Model diagnostics, the process of comparing model predictions \(\hat y\) with the actually observed values \(y\), is an important step in the process of empirical model building. This seems trivial in the bivariate case y~f(x), where a simple scatter plot can depict both data \(y \sim x\) and model \(\hat y \sim x\) and thereby highlighting anomalies such as outliers or lack of fit. However, high-dimensional parametric models, \(\hat y = f(x_{1}, x_{2}...x_{I}|(a_{1},a_{2}...a_{K}))\) cannot be visualized together with the data underlying the models, and residual diagnostics become an important step for assessing Goodness-of-Fit and model quality.
From the parametric model equation \[y = f(x_{1}, x_{2}...x_{I}|(a_{1},a_{2}...a_{K})) + \epsilon; \ \epsilon \sim N(0,\sigma)\] follows directly the equation defining the residual \[\epsilon = y - f(x_{1}, x_{2}...x_{I}|(a_{1},a_{2}...a_{K}))\] The difference between observed response y and model expectation \(\hat y\), \[r_{i} = y_{i} - \hat y_{i}\] is the residual, which is assumed to come from a normal distribution. The purpose of residual analysis is to check whether this assumption is correct. Basically, there are three distributional assumptions of \(N(0,\sigma)\), also known as the Gauss-Markov (GM) conditions, which needs to be checked:

  1. The expectation \(E()\) (the mean) of the error term should be zero, \(E(\epsilon)=0\), i.e. the residual should be free from outliers biasing the expectation of \(\epsilon\).
  2. The variance of the error term should be constant, \(Var(\epsilon)=\sigma_{X}^2=const.\forall X\). The uncertainty should not be a function of the experimental space X, i.e. should be constant over experimental space. This property is called homoscedasticity in statistics.
  3. \(E(\epsilon_{t}\cdot \epsilon_{t+i})=0; \forall i>0\), that is the error term \(\epsilon\) should be serially independent, i.e. uncorrelated in time, and from knowing \(\epsilon_{t_{0}}\) it should not be possible to forecast \(\epsilon_{t_{1}}\) with \(t_{1}>t_{0}\).

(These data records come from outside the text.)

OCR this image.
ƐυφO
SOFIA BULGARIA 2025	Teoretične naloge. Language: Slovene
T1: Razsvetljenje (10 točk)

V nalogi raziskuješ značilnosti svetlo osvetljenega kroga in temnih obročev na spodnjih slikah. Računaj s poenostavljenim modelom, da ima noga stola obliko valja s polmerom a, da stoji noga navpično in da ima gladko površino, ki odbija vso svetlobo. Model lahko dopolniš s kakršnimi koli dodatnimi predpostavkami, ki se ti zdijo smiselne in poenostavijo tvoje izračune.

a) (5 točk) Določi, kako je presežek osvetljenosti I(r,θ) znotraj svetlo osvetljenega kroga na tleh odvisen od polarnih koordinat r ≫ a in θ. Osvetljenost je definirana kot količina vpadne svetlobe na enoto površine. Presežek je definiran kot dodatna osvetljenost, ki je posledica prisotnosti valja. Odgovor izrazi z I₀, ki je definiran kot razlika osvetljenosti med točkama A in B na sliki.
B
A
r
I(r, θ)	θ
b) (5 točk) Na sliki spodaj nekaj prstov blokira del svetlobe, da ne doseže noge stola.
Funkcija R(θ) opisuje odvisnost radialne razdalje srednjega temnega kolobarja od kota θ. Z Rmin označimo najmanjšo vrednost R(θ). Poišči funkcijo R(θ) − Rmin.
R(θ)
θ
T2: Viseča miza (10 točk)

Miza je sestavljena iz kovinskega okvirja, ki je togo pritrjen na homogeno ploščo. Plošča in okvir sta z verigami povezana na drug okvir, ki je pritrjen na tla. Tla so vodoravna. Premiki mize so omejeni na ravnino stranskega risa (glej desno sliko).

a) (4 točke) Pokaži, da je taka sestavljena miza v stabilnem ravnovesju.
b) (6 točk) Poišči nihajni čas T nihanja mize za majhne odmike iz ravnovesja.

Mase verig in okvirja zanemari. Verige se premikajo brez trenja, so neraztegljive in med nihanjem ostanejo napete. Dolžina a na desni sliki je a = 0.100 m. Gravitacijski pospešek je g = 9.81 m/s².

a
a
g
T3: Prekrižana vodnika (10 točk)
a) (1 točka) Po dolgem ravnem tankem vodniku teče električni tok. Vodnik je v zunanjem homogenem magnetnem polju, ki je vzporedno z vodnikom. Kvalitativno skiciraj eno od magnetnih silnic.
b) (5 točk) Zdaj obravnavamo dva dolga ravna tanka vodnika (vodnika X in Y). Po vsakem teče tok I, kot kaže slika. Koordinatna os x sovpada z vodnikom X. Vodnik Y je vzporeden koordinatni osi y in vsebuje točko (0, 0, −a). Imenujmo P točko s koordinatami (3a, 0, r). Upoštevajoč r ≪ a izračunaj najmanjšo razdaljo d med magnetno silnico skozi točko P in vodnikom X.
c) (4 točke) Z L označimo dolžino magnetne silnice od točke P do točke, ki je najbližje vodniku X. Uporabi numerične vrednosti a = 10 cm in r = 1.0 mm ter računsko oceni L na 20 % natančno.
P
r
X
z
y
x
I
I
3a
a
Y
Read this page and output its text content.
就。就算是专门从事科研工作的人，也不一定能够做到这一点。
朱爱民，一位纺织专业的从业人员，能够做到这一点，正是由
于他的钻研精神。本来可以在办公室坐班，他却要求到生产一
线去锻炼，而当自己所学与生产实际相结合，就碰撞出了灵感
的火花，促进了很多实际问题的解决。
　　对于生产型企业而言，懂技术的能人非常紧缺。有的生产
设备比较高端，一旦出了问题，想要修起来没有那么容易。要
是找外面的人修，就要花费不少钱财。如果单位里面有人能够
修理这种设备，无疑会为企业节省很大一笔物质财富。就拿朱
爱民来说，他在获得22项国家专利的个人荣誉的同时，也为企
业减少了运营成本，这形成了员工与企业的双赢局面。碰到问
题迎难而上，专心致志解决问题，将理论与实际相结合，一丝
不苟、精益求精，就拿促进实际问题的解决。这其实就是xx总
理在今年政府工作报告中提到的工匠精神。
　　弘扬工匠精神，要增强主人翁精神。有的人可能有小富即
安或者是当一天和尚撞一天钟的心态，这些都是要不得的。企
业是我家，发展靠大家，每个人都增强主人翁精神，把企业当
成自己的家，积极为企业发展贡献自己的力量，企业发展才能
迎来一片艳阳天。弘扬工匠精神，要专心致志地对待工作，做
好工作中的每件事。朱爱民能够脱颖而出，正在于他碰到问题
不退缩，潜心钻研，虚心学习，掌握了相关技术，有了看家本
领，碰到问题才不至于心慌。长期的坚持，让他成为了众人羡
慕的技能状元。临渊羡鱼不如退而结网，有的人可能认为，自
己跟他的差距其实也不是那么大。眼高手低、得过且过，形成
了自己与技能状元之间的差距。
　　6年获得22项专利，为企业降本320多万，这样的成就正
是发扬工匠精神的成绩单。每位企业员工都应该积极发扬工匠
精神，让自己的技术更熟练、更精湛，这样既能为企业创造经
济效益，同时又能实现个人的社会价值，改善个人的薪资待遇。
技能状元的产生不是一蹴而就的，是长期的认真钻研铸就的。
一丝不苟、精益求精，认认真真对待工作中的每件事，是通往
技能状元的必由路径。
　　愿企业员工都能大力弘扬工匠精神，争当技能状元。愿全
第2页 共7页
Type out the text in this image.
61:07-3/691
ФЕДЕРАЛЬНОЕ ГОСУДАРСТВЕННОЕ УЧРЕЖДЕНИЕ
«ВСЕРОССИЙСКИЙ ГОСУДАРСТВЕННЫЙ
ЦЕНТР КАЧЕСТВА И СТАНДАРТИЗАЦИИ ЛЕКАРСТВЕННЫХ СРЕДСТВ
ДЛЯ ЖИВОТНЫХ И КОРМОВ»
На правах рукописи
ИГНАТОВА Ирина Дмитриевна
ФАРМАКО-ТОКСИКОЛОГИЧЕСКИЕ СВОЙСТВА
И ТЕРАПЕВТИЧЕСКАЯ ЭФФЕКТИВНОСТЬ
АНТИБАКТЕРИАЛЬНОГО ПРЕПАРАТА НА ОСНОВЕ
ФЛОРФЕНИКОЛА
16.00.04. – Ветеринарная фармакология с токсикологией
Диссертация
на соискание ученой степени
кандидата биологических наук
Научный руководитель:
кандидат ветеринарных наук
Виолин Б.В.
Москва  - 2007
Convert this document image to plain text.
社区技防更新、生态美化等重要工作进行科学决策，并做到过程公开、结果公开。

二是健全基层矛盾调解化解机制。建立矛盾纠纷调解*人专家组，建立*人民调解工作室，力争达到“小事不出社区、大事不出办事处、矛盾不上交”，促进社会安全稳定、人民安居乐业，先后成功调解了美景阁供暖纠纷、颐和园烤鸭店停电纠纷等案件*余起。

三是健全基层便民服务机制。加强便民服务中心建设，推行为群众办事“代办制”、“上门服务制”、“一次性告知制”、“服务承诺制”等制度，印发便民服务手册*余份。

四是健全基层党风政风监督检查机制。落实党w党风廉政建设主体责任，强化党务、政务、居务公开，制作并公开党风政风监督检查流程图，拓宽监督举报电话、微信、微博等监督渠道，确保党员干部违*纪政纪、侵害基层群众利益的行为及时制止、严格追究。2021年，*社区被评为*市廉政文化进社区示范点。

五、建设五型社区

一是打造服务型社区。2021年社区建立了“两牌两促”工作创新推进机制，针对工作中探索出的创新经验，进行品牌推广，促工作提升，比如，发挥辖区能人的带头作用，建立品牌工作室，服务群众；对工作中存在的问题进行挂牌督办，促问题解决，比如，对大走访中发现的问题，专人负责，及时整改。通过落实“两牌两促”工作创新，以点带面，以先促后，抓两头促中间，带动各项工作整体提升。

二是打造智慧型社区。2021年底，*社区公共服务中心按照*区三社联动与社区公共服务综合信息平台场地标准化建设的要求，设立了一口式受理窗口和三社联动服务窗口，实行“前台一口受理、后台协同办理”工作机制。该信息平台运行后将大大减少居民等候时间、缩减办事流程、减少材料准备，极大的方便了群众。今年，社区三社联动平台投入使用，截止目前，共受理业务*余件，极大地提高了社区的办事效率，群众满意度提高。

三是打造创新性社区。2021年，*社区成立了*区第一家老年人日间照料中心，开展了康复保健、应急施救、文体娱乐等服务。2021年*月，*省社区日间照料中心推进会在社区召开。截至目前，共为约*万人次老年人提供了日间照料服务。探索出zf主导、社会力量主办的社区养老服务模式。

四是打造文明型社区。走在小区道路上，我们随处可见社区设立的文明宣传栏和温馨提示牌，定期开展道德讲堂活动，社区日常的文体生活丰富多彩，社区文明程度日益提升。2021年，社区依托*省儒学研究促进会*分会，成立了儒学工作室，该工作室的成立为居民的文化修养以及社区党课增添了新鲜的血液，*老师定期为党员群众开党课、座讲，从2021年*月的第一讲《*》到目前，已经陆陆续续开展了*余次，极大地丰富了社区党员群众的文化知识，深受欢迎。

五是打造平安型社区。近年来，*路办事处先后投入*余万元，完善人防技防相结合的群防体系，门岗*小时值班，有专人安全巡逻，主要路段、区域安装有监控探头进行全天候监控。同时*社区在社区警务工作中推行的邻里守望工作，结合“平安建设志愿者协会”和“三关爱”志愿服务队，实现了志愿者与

Checking whether the GM conditions hold is usually done graphically with three different plots:

  1. Plot of the residual \(y - \hat y\) versus model expectation \(\hat y\).
  2. Plot of the residual \(y - \hat y\) versus run order.
  3. Plot of the autocorrelation function (ACF) \(r_{i}=E(\epsilon_{t} \cdot \epsilon_{t-i})\)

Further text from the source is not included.